O amigo Adolfo Frioli me deu a dica e é verdade. Existe uma foto interessante tirada por Francisco Scardigno, em 1921, na Câmara, mostrando a pedra que virou o paralelepípedo símbolo do calçamento em Sorocaba. Olhe a pose da pedra na mesa das autoridades... Sua excelência, o paralelepípedo.

A foto registra inclusive a presença do jornalista Cecê de Camargo César. Ao lado da marca d’água bastante apagada do autor, dá para ler: “Photographia commemmorativa da assinatura do contrato para calçamento a parallellepípedos da cidade de Sorocaba, em 13 de agosto de 1921”.

Eu já publiquei aqui, há algum tempo, outra foto de Scardigno, documentando a presença de muitas pessoas no ato de entrega do primeiro trecho do calçamento, na esquina das ruas Barão do Rio Branco e XV de Novembro, ocorrido em 31 de dezembro daquele ano..

A partir daquela data, praticamente todas as ruas do centro da cidade foram sendo calçadas pelo novo sistema. Fotos antigas comprovam isso. Pelas ruas, já não passavam tropas de mulas que atolavam na antiga terra batida ou que fizeram trepidar as tentativas posteriores de calçamento.

Chegava ao fim o antigo piso à base de pedregulho, saibro, areia ou cascalho (tipo virado paulista) ou feito de camadas desses materiais submetidas à forte compressão, ou então esse sistema combinado com a aplicação de pedras irregulares sem técnica apurada (estilo pé de moleque), obras muitas vezes patrocinadas pelos próprios comerciantes.

Ficava para trás também a tentativa de um tipo de “macadame caipira” (pedriscos misturados com areia e saibro, não sei se Sorocaba chegou a usar breu). As camadas eram comprimidas e contavam com alvenaria de pedras nas laterais da rua, com leitos de forma abaulada, formando calhas para escoar as águas das chuvas. A técnica provocava também lama e poeira.

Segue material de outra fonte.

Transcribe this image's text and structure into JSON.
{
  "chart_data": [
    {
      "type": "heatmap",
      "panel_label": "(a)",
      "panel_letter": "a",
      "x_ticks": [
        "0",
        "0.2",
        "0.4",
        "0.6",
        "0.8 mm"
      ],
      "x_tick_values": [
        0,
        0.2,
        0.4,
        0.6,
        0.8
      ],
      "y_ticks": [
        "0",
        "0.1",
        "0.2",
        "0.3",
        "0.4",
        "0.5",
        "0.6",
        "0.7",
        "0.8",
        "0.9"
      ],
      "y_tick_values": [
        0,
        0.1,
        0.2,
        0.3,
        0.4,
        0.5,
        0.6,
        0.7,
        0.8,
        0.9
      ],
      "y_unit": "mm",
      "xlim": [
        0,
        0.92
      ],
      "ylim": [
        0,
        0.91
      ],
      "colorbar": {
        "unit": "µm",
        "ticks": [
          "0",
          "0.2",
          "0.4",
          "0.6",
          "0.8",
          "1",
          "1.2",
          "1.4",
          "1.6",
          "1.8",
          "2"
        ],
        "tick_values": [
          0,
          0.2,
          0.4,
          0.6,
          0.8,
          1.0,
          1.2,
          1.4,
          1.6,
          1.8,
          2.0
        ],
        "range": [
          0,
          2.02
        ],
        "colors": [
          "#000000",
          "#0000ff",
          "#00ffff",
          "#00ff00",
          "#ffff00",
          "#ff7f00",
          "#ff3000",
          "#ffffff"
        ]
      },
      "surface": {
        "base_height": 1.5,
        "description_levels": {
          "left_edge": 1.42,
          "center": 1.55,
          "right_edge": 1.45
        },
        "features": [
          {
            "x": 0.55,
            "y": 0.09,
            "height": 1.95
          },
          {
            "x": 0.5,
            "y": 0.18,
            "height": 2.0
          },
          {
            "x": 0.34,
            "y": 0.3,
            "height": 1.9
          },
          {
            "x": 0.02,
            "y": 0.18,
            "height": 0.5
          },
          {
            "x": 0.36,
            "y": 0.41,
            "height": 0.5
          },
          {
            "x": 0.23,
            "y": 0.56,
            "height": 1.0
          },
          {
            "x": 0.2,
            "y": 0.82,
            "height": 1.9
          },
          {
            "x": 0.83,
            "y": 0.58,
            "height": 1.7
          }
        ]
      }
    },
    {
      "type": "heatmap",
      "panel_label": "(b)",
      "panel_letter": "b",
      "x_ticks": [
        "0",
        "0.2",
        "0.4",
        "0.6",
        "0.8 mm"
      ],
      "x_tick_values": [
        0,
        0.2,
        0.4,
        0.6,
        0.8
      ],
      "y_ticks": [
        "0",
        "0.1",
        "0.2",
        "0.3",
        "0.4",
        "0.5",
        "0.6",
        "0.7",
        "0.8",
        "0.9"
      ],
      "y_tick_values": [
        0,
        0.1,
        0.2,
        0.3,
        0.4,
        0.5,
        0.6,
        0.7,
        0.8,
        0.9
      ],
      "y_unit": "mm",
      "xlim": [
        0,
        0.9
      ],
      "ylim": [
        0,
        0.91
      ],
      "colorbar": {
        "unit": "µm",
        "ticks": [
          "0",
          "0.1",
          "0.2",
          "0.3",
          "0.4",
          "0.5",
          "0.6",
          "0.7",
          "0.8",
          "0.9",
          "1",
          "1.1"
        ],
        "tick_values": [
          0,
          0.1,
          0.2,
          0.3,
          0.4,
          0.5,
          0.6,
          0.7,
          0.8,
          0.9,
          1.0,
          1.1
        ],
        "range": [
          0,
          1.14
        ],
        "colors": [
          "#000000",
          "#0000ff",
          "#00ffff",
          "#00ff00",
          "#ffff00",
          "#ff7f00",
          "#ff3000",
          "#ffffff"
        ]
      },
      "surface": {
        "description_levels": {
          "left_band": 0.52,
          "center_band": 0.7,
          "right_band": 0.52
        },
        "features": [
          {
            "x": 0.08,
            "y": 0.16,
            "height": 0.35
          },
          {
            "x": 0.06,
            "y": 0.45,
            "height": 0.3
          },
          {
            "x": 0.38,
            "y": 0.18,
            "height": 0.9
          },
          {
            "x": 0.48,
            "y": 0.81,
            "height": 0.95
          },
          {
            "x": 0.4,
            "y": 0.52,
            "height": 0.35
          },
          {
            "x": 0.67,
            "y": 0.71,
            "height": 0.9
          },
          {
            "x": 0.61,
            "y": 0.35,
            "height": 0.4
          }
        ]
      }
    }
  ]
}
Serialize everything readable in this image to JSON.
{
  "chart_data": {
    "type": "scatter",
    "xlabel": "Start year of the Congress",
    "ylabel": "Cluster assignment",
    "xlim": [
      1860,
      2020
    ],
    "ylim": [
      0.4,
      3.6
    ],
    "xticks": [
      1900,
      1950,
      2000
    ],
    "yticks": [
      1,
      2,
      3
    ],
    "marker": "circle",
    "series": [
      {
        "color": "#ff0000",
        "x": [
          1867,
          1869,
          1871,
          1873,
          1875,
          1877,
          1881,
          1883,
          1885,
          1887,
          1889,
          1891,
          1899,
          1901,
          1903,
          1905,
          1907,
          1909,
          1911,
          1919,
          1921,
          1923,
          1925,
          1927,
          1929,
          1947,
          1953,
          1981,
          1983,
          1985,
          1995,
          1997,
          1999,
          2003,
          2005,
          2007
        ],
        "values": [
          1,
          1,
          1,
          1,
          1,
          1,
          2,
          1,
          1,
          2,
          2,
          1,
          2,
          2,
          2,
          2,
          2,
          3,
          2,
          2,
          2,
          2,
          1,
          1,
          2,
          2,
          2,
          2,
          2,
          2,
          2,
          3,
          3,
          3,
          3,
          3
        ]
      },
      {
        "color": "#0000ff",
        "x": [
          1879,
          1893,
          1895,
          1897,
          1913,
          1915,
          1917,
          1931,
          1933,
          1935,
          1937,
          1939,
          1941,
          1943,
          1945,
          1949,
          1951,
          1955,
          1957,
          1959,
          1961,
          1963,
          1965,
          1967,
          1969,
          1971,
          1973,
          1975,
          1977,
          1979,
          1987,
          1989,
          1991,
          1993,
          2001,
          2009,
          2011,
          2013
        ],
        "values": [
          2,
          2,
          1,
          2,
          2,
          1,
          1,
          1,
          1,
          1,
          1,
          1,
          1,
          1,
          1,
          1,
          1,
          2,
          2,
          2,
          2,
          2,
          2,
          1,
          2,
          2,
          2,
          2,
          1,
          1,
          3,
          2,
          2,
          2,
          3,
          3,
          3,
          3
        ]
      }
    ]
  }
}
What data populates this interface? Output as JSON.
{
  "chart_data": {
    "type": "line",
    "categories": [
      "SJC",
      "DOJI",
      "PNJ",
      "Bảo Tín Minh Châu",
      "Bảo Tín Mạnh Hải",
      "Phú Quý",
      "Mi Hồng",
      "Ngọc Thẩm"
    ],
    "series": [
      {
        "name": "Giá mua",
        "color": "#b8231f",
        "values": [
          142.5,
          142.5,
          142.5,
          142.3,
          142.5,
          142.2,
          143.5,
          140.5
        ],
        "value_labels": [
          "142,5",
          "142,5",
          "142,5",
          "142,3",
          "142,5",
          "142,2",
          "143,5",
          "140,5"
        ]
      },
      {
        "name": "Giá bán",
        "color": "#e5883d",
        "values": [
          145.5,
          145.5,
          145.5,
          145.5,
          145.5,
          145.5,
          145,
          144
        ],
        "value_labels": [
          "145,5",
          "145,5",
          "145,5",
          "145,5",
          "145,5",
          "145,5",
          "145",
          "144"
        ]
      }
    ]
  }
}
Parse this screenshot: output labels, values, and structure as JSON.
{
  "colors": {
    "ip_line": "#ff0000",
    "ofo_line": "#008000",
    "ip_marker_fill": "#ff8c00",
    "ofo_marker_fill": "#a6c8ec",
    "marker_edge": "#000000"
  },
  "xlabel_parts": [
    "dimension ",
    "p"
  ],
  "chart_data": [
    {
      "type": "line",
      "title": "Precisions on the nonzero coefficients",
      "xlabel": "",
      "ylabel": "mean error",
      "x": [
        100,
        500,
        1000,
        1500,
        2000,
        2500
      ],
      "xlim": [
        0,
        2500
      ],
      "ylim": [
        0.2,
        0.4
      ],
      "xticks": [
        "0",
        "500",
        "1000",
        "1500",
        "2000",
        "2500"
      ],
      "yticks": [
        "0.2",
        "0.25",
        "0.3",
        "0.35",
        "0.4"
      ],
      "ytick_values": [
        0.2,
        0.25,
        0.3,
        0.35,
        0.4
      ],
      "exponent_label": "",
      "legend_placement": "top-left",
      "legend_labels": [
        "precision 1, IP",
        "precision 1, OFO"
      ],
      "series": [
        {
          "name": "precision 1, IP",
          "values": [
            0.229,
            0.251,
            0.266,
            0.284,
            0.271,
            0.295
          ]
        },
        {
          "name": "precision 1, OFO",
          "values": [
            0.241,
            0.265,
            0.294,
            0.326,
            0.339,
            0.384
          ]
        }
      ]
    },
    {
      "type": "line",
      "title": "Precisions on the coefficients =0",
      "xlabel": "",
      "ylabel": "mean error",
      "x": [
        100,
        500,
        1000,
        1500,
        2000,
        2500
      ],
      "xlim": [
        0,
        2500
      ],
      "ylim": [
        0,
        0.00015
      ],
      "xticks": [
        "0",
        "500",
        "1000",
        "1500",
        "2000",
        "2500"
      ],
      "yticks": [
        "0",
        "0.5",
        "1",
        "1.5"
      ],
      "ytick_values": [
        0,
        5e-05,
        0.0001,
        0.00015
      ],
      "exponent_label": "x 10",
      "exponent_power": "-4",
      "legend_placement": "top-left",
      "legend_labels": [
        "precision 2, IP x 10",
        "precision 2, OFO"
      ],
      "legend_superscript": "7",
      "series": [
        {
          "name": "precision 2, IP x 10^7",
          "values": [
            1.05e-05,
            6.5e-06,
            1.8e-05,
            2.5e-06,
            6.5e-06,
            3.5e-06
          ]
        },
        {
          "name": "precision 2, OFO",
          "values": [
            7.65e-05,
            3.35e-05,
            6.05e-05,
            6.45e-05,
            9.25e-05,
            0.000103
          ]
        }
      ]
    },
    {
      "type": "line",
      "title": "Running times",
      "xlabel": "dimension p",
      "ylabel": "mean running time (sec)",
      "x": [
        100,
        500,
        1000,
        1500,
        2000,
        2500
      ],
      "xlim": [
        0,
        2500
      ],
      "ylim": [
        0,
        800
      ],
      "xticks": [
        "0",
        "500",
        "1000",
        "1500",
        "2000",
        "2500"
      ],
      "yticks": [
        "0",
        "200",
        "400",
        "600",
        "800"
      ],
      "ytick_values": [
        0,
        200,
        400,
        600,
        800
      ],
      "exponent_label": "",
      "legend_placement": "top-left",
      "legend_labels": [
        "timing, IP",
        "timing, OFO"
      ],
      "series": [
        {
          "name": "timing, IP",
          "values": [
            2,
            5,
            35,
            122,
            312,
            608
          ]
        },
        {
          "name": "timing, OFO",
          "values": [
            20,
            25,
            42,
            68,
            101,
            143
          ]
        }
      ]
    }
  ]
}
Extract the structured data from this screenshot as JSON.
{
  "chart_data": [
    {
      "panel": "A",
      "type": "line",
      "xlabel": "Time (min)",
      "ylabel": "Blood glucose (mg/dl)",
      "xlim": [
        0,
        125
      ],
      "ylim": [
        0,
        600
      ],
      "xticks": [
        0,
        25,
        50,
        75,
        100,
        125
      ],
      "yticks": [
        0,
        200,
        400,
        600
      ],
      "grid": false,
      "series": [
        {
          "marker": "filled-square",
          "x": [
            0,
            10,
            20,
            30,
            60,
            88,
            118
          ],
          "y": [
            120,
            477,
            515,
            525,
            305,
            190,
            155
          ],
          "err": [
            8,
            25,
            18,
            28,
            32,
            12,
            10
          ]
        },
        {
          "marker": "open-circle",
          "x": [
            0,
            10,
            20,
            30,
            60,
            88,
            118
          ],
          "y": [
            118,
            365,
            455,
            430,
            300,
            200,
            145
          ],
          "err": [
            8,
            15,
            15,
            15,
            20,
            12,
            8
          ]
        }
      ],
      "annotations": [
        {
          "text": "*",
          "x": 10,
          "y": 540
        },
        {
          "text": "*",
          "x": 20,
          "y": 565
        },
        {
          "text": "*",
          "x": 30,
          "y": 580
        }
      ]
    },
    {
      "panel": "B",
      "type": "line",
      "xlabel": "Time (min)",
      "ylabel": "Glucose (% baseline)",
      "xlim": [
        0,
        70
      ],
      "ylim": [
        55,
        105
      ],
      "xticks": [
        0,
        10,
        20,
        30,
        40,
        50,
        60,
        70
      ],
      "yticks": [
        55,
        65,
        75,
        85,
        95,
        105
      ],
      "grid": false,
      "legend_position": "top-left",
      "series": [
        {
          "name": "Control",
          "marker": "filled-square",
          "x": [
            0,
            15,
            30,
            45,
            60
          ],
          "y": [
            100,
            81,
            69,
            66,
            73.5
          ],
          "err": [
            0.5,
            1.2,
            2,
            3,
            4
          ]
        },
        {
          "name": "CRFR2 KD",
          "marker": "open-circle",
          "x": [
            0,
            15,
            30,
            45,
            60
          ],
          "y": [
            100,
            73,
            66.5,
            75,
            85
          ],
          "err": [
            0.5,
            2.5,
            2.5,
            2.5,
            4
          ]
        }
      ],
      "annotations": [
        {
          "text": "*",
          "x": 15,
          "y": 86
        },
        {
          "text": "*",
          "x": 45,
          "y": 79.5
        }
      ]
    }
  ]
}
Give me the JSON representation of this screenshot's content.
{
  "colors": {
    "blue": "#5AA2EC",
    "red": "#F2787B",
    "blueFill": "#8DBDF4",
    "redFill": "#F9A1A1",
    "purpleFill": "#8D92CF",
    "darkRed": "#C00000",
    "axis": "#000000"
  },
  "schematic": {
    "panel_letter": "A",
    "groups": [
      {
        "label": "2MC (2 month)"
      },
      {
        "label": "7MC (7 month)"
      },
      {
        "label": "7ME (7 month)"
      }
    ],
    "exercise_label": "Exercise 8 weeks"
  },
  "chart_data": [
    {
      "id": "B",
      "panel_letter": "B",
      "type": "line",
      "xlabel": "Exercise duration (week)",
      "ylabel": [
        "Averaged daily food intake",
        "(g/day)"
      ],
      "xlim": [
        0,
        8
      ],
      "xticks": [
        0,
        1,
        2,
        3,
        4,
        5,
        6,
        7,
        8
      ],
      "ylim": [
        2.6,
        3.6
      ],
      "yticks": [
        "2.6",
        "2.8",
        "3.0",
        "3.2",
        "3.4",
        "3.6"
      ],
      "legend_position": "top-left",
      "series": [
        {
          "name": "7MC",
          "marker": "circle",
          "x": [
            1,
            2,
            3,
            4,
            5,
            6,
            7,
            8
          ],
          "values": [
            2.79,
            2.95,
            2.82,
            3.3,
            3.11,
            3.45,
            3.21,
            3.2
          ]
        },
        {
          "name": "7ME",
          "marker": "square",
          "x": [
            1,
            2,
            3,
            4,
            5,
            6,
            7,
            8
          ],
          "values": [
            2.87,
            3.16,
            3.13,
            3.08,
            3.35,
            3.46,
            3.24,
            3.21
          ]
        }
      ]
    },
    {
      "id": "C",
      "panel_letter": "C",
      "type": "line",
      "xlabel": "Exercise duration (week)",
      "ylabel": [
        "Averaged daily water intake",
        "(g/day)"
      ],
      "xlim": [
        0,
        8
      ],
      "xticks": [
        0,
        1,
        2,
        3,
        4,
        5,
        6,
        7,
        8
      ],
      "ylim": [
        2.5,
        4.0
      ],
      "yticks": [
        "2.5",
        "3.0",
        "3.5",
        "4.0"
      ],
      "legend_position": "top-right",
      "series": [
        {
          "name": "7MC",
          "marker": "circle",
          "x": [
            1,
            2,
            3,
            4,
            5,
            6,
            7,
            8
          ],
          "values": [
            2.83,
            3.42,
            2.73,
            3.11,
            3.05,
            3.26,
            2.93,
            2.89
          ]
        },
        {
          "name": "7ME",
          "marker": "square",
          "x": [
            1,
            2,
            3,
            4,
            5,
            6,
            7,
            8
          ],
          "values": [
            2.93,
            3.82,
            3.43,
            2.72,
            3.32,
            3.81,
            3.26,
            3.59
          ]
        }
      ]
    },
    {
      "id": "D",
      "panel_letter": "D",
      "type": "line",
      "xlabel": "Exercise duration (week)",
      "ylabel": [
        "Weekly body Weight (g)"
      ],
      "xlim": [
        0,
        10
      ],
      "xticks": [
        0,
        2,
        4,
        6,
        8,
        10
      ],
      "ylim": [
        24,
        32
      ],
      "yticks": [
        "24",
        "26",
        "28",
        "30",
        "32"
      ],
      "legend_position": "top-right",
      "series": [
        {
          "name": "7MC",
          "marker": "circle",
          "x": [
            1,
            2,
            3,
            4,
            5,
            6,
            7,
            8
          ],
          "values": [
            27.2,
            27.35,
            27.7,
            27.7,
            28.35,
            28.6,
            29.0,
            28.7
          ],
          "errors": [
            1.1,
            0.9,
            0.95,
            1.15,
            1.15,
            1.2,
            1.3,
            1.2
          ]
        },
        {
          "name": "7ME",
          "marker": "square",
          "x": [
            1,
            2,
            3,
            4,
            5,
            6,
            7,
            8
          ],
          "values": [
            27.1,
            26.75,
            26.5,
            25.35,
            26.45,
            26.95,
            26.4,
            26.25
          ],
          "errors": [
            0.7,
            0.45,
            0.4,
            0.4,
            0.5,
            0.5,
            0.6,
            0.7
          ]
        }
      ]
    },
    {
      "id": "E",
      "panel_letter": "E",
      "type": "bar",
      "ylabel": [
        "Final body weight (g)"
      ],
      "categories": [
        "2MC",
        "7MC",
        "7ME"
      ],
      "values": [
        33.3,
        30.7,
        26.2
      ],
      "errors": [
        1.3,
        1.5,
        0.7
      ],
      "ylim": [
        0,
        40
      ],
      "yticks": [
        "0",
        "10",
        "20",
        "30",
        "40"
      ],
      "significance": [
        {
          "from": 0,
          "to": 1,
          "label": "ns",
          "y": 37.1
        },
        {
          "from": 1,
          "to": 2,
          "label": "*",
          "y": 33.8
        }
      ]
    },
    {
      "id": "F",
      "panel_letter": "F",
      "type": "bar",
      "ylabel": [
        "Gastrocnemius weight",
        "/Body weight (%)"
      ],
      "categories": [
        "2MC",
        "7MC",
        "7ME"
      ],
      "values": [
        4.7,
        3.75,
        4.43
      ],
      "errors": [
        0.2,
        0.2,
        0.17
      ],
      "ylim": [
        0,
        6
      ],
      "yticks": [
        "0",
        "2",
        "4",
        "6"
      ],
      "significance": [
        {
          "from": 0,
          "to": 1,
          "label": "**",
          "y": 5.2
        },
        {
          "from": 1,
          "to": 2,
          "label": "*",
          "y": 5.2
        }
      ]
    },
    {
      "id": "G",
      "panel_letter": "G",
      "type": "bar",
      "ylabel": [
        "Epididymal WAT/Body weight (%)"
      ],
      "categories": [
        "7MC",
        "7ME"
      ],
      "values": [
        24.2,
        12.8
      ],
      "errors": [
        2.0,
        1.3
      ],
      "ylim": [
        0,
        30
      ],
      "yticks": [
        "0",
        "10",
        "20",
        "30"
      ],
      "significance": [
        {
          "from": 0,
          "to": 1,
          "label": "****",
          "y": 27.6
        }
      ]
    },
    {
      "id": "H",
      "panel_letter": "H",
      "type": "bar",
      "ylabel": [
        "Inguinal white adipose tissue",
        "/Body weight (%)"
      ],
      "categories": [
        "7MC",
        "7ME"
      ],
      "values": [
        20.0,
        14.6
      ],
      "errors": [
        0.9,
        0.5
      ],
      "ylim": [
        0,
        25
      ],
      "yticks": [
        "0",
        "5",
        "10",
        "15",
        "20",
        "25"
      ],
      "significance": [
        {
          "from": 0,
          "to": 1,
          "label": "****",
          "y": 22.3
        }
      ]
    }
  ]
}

Foto de Júlio Dursky, de 1886 (veja na foto), captou o calçamento desse tipo, perto do Gabinete de Leitura, com o terrenão da praça central cheio de valetas causadas pela erosão. O calçamento por paralelepípedos era um grande avanço. E promovia o correto arruamento das vias, com os passeios, dando nova vida para o comércio sorocabano. Em calçamentos anteriores, havia inclusive a colaboração de algumas lojas para a colocação de pedras de tamanho irregular, que não resolviam o problema.

Durante o Império, muitas ruas foram criadas e receberam algum tipo de calçamento. Foi dado um “trato” no sistema viário diante da expectativa de que o imperador D. Pedro II viria para a inauguração da ferrovia Sorocabana, em 1875, o que não aconteceu.

Asfalto, na concepção moderna, com derivados do petróleo, só a partir de 1951, quando foi inaugurado, até Sorocaba, o asfaltamento do trecho inicial da futura rodovia Raposo Tavares (entregue e denominada em 1954), antiga estrada São Paulo-Paraná).

No final de 1949, o prefeito Gualberto Moreira assinou decreto tratando das condições para asfaltamento e dos procedimentos para troca dos paralelepípedos, já com a possibilidade de cobrança junto aos proprietários. O sistema de paralelepípedos trazia maior estabilidade do piso das ruas e tinha lá o seu encanto provinciano. Nem sempre asfalto é sinal de progresso. Talvez seja por isso que Sorocaba ainda mantém algumas ruas cobertas por pedras.